Internationally, Iran is overextended. The country is working closely with Russia, which it believes can help it achieve some of its regional goals, but Moscow has even less interest in Iran’s dominating the Middle East than Washington does (and tensions between them are already mounting). The U.S. is separated from Iran by a continent and an ocean. Russia is separated from Iran only by the Caucasus and Central Asia – both of which lie within Russia’s desired sphere of influence, and both of which are areas where centuries of Persian influence could make Iran a significant threat to Russian control. And so, at a strictly strategic level, it would make sense for the United States to try to maintain a balance of power between Turkey and Iran and to use both to push back against Russian ambitions in its much-coveted former buffer zones. Antagonizing Iran only makes Iran more aggressive and pushes it closer to Russia. Blowing up the nuclear agreement and attempting to impose new sanctions on Iran would mean convincing the EU to stop importing Iranian oil – which means the EU would have to increase its dependence even more on Russia.

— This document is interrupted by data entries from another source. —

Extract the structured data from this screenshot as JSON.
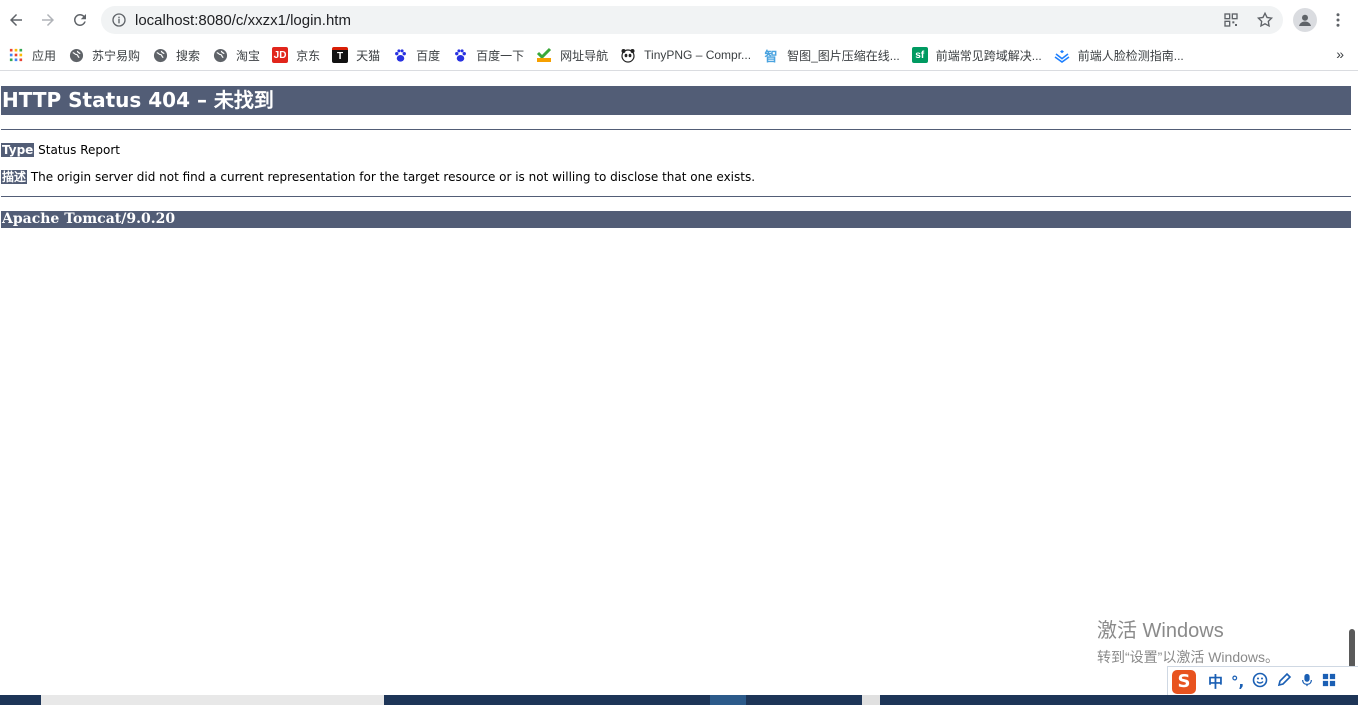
{
  "browser": {
    "url": "localhost:8080/c/xxzx1/login.htm",
    "bookmarks": [
      {
        "label": "应用",
        "icon": "apps-grid-icon"
      },
      {
        "label": "苏宁易购",
        "icon": "globe-icon"
      },
      {
        "label": "搜索",
        "icon": "globe-icon"
      },
      {
        "label": "淘宝",
        "icon": "globe-icon"
      },
      {
        "label": "京东",
        "icon": "jd-icon",
        "badge": "JD",
        "color": "#e1251b"
      },
      {
        "label": "天猫",
        "icon": "tmall-icon",
        "badge": "T",
        "color": "#d81e06"
      },
      {
        "label": "百度",
        "icon": "baidu-paw-icon"
      },
      {
        "label": "百度一下",
        "icon": "baidu-paw-icon"
      },
      {
        "label": "网址导航",
        "icon": "hao-icon"
      },
      {
        "label": "TinyPNG – Compr...",
        "icon": "panda-icon"
      },
      {
        "label": "智图_图片压缩在线...",
        "icon": "zhitu-icon",
        "badge": "智",
        "color": "#4aa3df"
      },
      {
        "label": "前端常见跨域解决...",
        "icon": "sf-icon",
        "badge": "sf",
        "color": "#009a61"
      },
      {
        "label": "前端人脸检测指南...",
        "icon": "juejin-icon"
      }
    ],
    "more_label": "»"
  },
  "page": {
    "title": "HTTP Status 404 – 未找到",
    "type_label": "Type",
    "type_value": "Status Report",
    "desc_label": "描述",
    "desc_value": "The origin server did not find a current representation for the target resource or is not willing to disclose that one exists.",
    "footer": "Apache Tomcat/9.0.20"
  },
  "watermark": {
    "line1": "激活 Windows",
    "line2": "转到“设置”以激活 Windows。"
  },
  "ime": {
    "logo": "S",
    "lang": "中",
    "punct": "°,"
  },
  "colors": {
    "tomcat_header": "#525d76",
    "omnibox": "#f1f3f4"
  }
}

The view that Iran is the primary U.S. enemy is an ideological one, a vestige of Washington’s long and complicated relationship with Iran and a Cold War victor’s rose-tinted mindset. But facts are facts. Regime change in Iran would be difficult to achieve, if not impossible, and the attempt would only buttress the most anti-American factions within Iran. A successful U.S. military campaign against Iran is nearly impossible – Iran is a veritable mountain fortress, and even if the U.S. had the desire to continue fighting wars in the Middle East, its forces are spread too thin around the world for a war that would be extremely bloody and costly. History has shown that if a country is intent on acquiring nuclear weapons, it will usually acquire them and then never use them (see: Israel, Pakistan, India). And any successful offensive action the U.S. takes against Iran ultimately benefits three main actors, none of which it is in U.S. national interests to enable: Russia, Turkey and Sunni jihadists.
The National Security Strategy released by the White House last December identified China and Russia as challengers to “American power, influence, and interests.” North Korea and Iran are the only other enemies mentioned by name for their efforts “to destabilize regions, threaten Americans, and brutalize their own people.” The U.S. cannot fight both of these battles at the same time, and history has shown the U.S. is infinitely better suited to deal with the former, not the latter. The Iran nuclear agreement issue is a sideshow – the bigger issue is whether the U.S. can find some basis for pragmatic engagement with Iran. As hard as it is to imagine now, geopolitics says the U.S., whatever the ideologies of its leaders, whether neoconservative or liberal internationalist or isolationist, will reach some kind of accommodation with Iran as it combats bigger threats on the horizon. In other words, the U.S. is about to give geopolitics a major test, and the world is anxiously awaiting the results.
Editor’s note: An earlier version of this report misstated the year the Maastricht treaty was signed. It was drafted in late 1991 but was not signed until 1992. The error has been corrected on site.